Overdraft fees have long been a pain in the neck for anyone who uses a bank. They’re notorious for being excessive and for having a propensity to grow and become outrageous amounts. The Consumer Finance Protection Bureau estimates that revenue from overdrafts and insufficient funds totaled $15.47 billion in 2019. Of course, that doesn’t mean that banks will just stop charging fees (although Ally Financial did so last year, and Capital One did the same in January), but other organizations are introducing new services to assist clients in avoiding fees at all costs.

In order to avoid potential overdraft fees, Bank of America created a technology called Balance Connect that enables users to automatically move money to and from accounts. Although there is still a $12 fee each transfer, this is less than the standard overdraft fee. Additionally, there is less likelihood that it will compound rapidly. Customers can alter the sequence in which transactions are processed to prevent overdrafts with PNC’s new Low Cash Mode function. Customers of JPMorgan Chase now have extra opportunity to pay off overdraft accounts before being assessed fees. Customers can now access direct deposit paychecks two days earlier.

Banks suddenly looking to abolish or reduce overdraft fees have two main causes: One, it’s a widespread practice, and no bank wants to be the last to impose overdraft fees. Going the other way is an excellent way to go out of business in a time when customers desire loyalty programs. Second, the CFPB indicated its intention to start focusing on banks that had, in the words of Director Rohit Chopra, “become hooked on overdraft fees to feed their profit model” with the publication of the aforementioned study.

7. More Non-Tech People Get Into Crypto

More Non-Tech People Get Into Crypto

The overall market value of cryptocurrencies peaked in November 2021 at $2.79 trillion. Seven out of ten traditional investors expressed interest in cryptocurrency last year, and they all intend to make the investment in the future. Not only them, but others are also displaying curiosity.

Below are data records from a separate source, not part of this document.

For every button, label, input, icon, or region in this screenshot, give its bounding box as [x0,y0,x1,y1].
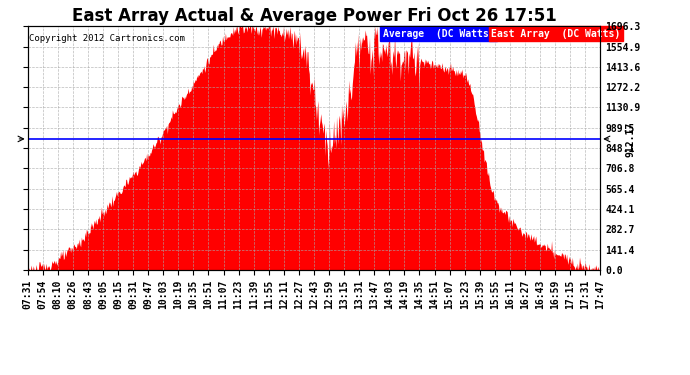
Text: Average  (DC Watts): Average (DC Watts) [383,29,494,39]
Title: East Array Actual & Average Power Fri Oct 26 17:51: East Array Actual & Average Power Fri Oc… [72,7,556,25]
Text: Copyright 2012 Cartronics.com: Copyright 2012 Cartronics.com [29,34,185,43]
Text: East Array  (DC Watts): East Array (DC Watts) [491,29,621,39]
Text: 912.17: 912.17 [626,121,636,156]
Text: 912.17: 912.17 [0,121,2,156]
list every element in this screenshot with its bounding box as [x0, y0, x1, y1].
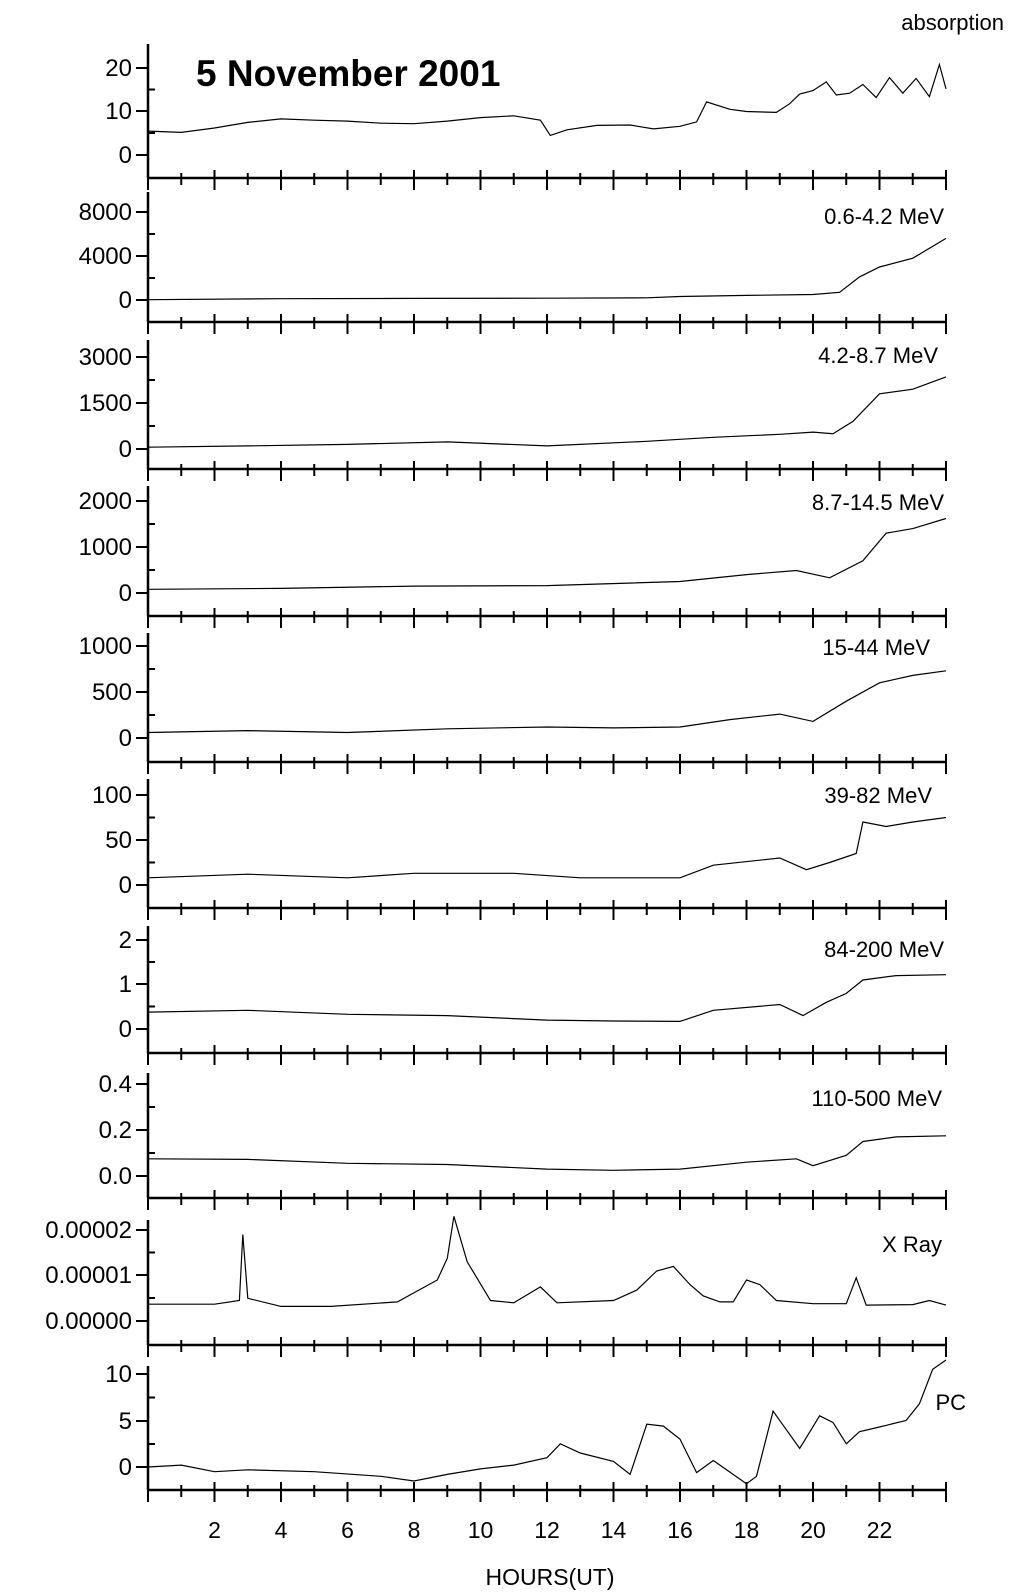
panel-label: 4.2-8.7 MeV: [818, 343, 938, 368]
panel-label: 39-82 MeV: [824, 783, 932, 808]
panel-3: 2000 1000 0 8.7-14.5 MeV: [79, 486, 947, 628]
panel-label: 110-500 MeV: [812, 1086, 943, 1111]
y-tick-label: 1000: [79, 534, 132, 561]
y-tick-label: 0.00000: [45, 1308, 132, 1335]
series-line: [147, 62, 947, 137]
y-tick-label: 0.00002: [45, 1217, 132, 1244]
y-tick-label: 0: [119, 725, 132, 752]
panel-2: 3000 1500 0 4.2-8.7 MeV: [79, 340, 947, 481]
x-tick-label: 18: [734, 1517, 760, 1543]
y-tick-label: 10: [105, 1361, 132, 1388]
panel-1: 8000 4000 0 0.6-4.2 MeV: [79, 192, 947, 334]
panel-label: 8.7-14.5 MeV: [812, 490, 944, 515]
x-tick-label: 12: [534, 1517, 560, 1543]
y-tick-label: 4000: [79, 243, 132, 270]
series-line: [147, 1359, 947, 1485]
y-tick-label: 0: [119, 287, 132, 314]
y-tick-label: 1000: [79, 633, 132, 660]
panel-4: 1000 500 0 15-44 MeV: [79, 633, 947, 774]
y-tick-label: 0.4: [99, 1071, 132, 1098]
x-tick-label: 2: [208, 1517, 221, 1543]
panel-0: 20 10 0 absorption: [105, 10, 1004, 190]
y-tick-label: 5: [119, 1408, 132, 1435]
x-tick-label: 20: [800, 1517, 826, 1543]
y-tick-label: 0.0: [99, 1163, 132, 1190]
series-line: [148, 1216, 947, 1308]
y-tick-label: 20: [105, 55, 132, 82]
x-tick-label: 10: [468, 1517, 494, 1543]
panel-label: X Ray: [882, 1232, 942, 1257]
y-tick-label: 0: [119, 1016, 132, 1043]
panel-6: 2 1 0 84-200 MeV: [119, 926, 947, 1065]
panel-label: PC: [935, 1390, 966, 1415]
y-tick-label: 0.2: [99, 1117, 132, 1144]
y-tick-label: 500: [92, 679, 132, 706]
y-tick-label: 0: [119, 872, 132, 899]
y-tick-label: 10: [105, 98, 132, 125]
x-axis-tick-labels: 2 4 6 8 10 12 14 16 18 20 22: [208, 1517, 892, 1543]
y-tick-label: 50: [105, 827, 132, 854]
panel-label: absorption: [901, 10, 1004, 35]
y-tick-label: 2000: [79, 488, 132, 515]
series-line: [147, 376, 947, 448]
y-tick-label: 0.00001: [45, 1262, 132, 1289]
series-line: [147, 816, 947, 879]
x-tick-label: 22: [867, 1517, 893, 1543]
x-tick-label: 8: [408, 1517, 421, 1543]
panel-7: 0.4 0.2 0.0 110-500 MeV: [99, 1071, 947, 1210]
x-tick-label: 14: [601, 1517, 627, 1543]
y-tick-label: 0: [119, 436, 132, 463]
panel-9: 10 5 0 PC: [105, 1359, 966, 1502]
y-tick-label: 0: [119, 1454, 132, 1481]
x-axis-title: HOURS(UT): [485, 1564, 614, 1590]
panel-label: 0.6-4.2 MeV: [824, 204, 944, 229]
series-line: [147, 974, 947, 1023]
x-tick-label: 4: [275, 1517, 288, 1543]
x-tick-label: 16: [667, 1517, 693, 1543]
series-line: [147, 1135, 947, 1171]
x-tick-label: 6: [341, 1517, 354, 1543]
y-tick-label: 1500: [79, 390, 132, 417]
series-line: [147, 237, 947, 301]
panel-8: 0.00002 0.00001 0.00000 X Ray: [45, 1216, 947, 1357]
y-tick-label: 0: [119, 142, 132, 169]
chart-title: 5 November 2001: [196, 53, 500, 94]
y-tick-label: 8000: [79, 199, 132, 226]
panel-label: 84-200 MeV: [824, 937, 944, 962]
series-line: [147, 670, 947, 734]
panel-label: 15-44 MeV: [822, 635, 930, 660]
y-tick-label: 2: [119, 927, 132, 954]
panel-5: 100 50 0 39-82 MeV: [92, 779, 947, 920]
series-line: [147, 517, 947, 590]
y-tick-label: 3000: [79, 344, 132, 371]
y-tick-label: 100: [92, 782, 132, 809]
y-tick-label: 0: [119, 580, 132, 607]
y-tick-label: 1: [119, 971, 132, 998]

Venture capital firms spent over $5 billion more on cryptocurrencies in 2021 than they did in 2020, totaling over $27 billion.

The recent signing of a law requiring all cryptocurrency exchanges to report their activities to the IRS by US President Joe Biden should serve as evidence that the cryptocurrency market is indeed growing. If cryptocurrencies weren’t anticipated to gain even more popularity, this kind of regulation wouldn’t be required. In October, the first Bitcoin ETF, or exchange-traded budget, debuted on the New York Stock Exchange, enabling investors to make investments in a more traditional manner. They can invest in businesses that have a financial stake in cryptocurrencies rather than purchasing cryptocurrency themselves. They’re just adding a middleman, so they’re still vulnerable to its unpredictable nature. Furthermore, the private sector isn’t the only one showing interest in cryptocurrencies.

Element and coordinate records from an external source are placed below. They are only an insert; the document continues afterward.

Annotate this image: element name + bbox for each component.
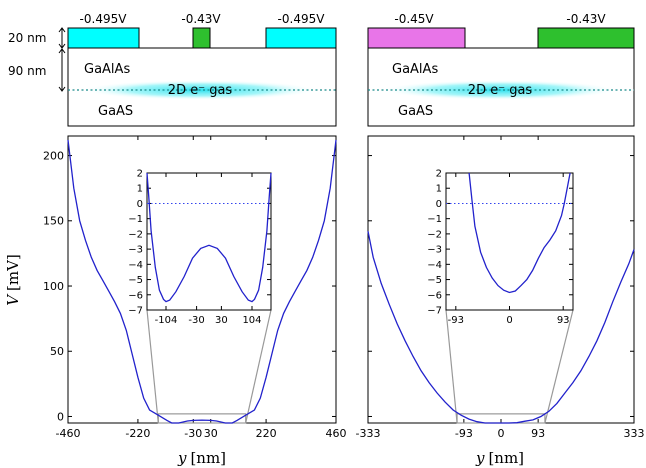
- y-tick-label: −5: [128, 275, 143, 286]
- substrate-material-label: GaAS: [98, 104, 133, 119]
- gate-right-voltage: -0.43V: [566, 12, 606, 26]
- x-axis-label: y [nm]: [177, 449, 226, 467]
- y-tick-labels: 2 1 0 −1 −2 −3 −4 −5 −6 −7: [128, 169, 143, 317]
- inset-frame: [445, 172, 574, 311]
- y-tick-label: 100: [43, 280, 64, 293]
- y-tick-label: −6: [427, 290, 442, 301]
- x-tick-label: -333: [356, 427, 381, 440]
- y-tick-label: 1: [436, 184, 442, 195]
- plot-left-inset: -104 -30 30 104 2 1 0 −1 −2 −3 −4 −5 −6 −7: [128, 169, 272, 326]
- potential-curve: [367, 231, 635, 424]
- inset-potential-curve: [468, 172, 571, 294]
- y-tick-label: −4: [128, 260, 143, 271]
- x-tick-labels: -93 0 93: [448, 315, 570, 326]
- x-tick-label: 333: [624, 427, 645, 440]
- y-tick-label: −4: [427, 260, 442, 271]
- substrate-material-label: GaAS: [398, 104, 433, 119]
- potential-curve: [67, 139, 337, 424]
- y-tick-label: −1: [427, 214, 442, 225]
- y-tick-label: 0: [436, 199, 442, 210]
- barrier-material-label: GaAlAs: [392, 62, 438, 77]
- y-tick-label: 2: [436, 169, 442, 180]
- y-tick-label: 0: [57, 410, 64, 423]
- gate-left-voltage: -0.495V: [80, 12, 128, 26]
- y-tick-label: −3: [427, 245, 442, 256]
- x-tick-labels: -104 -30 30 104: [155, 315, 262, 326]
- y-tick-label: 50: [50, 345, 64, 358]
- zoom-connector-left: [146, 309, 159, 424]
- y-tick-label: 1: [137, 184, 143, 195]
- x-tick-label: -104: [155, 315, 178, 326]
- zoom-connector-left: [445, 309, 458, 424]
- ticks: [67, 136, 337, 423]
- x-tick-label: -220: [125, 427, 150, 440]
- ticks: [147, 172, 271, 311]
- gate-right: [537, 27, 635, 49]
- x-tick-label: 104: [242, 315, 261, 326]
- x-tick-label: 220: [256, 427, 277, 440]
- x-tick-label: 93: [531, 427, 545, 440]
- gate-left: [367, 27, 466, 49]
- x-tick-label: -93: [448, 315, 464, 326]
- x-axis-label: y [nm]: [475, 449, 524, 467]
- zoom-region: [157, 413, 247, 424]
- x-tick-label: -460: [56, 427, 81, 440]
- y-tick-label: 150: [43, 215, 64, 228]
- ticks: [367, 136, 635, 423]
- barrier-material-label: GaAlAs: [84, 62, 130, 77]
- y-tick-labels: 0 50 100 150 200: [43, 149, 64, 423]
- thickness-arrows: [58, 27, 66, 92]
- gate-left: [67, 27, 140, 49]
- x-tick-label: 0: [498, 427, 505, 440]
- electron-gas-label: 2D e⁻ gas: [168, 83, 233, 98]
- gate-thickness-label: 20 nm: [8, 31, 46, 45]
- gate-right-voltage: -0.495V: [278, 12, 326, 26]
- y-tick-label: 200: [43, 149, 64, 162]
- inset-potential-curve: [146, 172, 272, 303]
- zoom-connector-right: [245, 309, 272, 424]
- y-axis-label: V[mV]: [4, 254, 22, 306]
- zoom-connector-right: [544, 309, 574, 424]
- gate-center-voltage: -0.43V: [181, 12, 221, 26]
- barrier-thickness-label: 90 nm: [8, 64, 46, 78]
- y-tick-label: 2: [137, 169, 143, 180]
- gate-left-voltage: -0.45V: [394, 12, 434, 26]
- inset-frame: [146, 172, 272, 311]
- x-tick-label: -93: [455, 427, 473, 440]
- x-tick-label: 93: [557, 315, 570, 326]
- x-tick-label: 0: [506, 315, 512, 326]
- plot-right-inset: -93 0 93 2 1 0 −1 −2 −3 −4 −5 −6 −7: [427, 169, 574, 326]
- plot-right-main: -333 -93 0 93 333 y [nm]: [356, 135, 645, 467]
- y-tick-label: −1: [128, 214, 143, 225]
- x-tick-label: -30: [188, 315, 204, 326]
- x-tick-label: 460: [326, 427, 347, 440]
- x-tick-labels: -460 -220 -30 30 220 460: [56, 427, 347, 440]
- y-tick-label: −7: [128, 306, 143, 317]
- y-tick-label: −2: [128, 229, 143, 240]
- gate-right: [265, 27, 337, 49]
- y-tick-label: −7: [427, 306, 442, 317]
- x-tick-label: -30: [184, 427, 202, 440]
- x-tick-label: 30: [215, 315, 228, 326]
- gate-center: [192, 27, 211, 49]
- y-tick-label: 0: [137, 199, 143, 210]
- zoom-connectors: [146, 309, 272, 424]
- x-tick-labels: -333 -93 0 93 333: [356, 427, 645, 440]
- schematic-right: -0.45V -0.43V GaAlAs GaAS 2D e⁻ gas: [367, 12, 635, 127]
- schematic-left: -0.495V -0.43V -0.495V 20 nm 90 nm: [8, 12, 337, 127]
- y-tick-label: −3: [128, 245, 143, 256]
- y-tick-label: −2: [427, 229, 442, 240]
- y-tick-labels: 2 1 0 −1 −2 −3 −4 −5 −6 −7: [427, 169, 442, 317]
- electron-gas-label: 2D e⁻ gas: [468, 83, 533, 98]
- y-tick-label: −5: [427, 275, 442, 286]
- y-tick-label: −6: [128, 290, 143, 301]
- x-tick-label: 30: [204, 427, 218, 440]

The El Salvadorian government has mandated that all local businesses accept Bitcoin as legal money as of September 2021. Other Central American nations, like Honduras and Guatemala, were spurred by this to start investigating central bank digital currencies. This also had an effect in the US, where 27% of those surveyed said they would adopt Bitcoin. While the majority of nations are thinking about how they may include cryptocurrencies into their economies, certain nations, such China, have significant opposition to them.


There is no doubt that traditional financial methods are becoming obsolete. As expected, everything is becoming digital. Customers are looking at mobile banking, financial assistance are looking at the cloud & the blockchain, and everyone is looking at cryptocurrency. The financial services sector is experiencing fascinating times right now.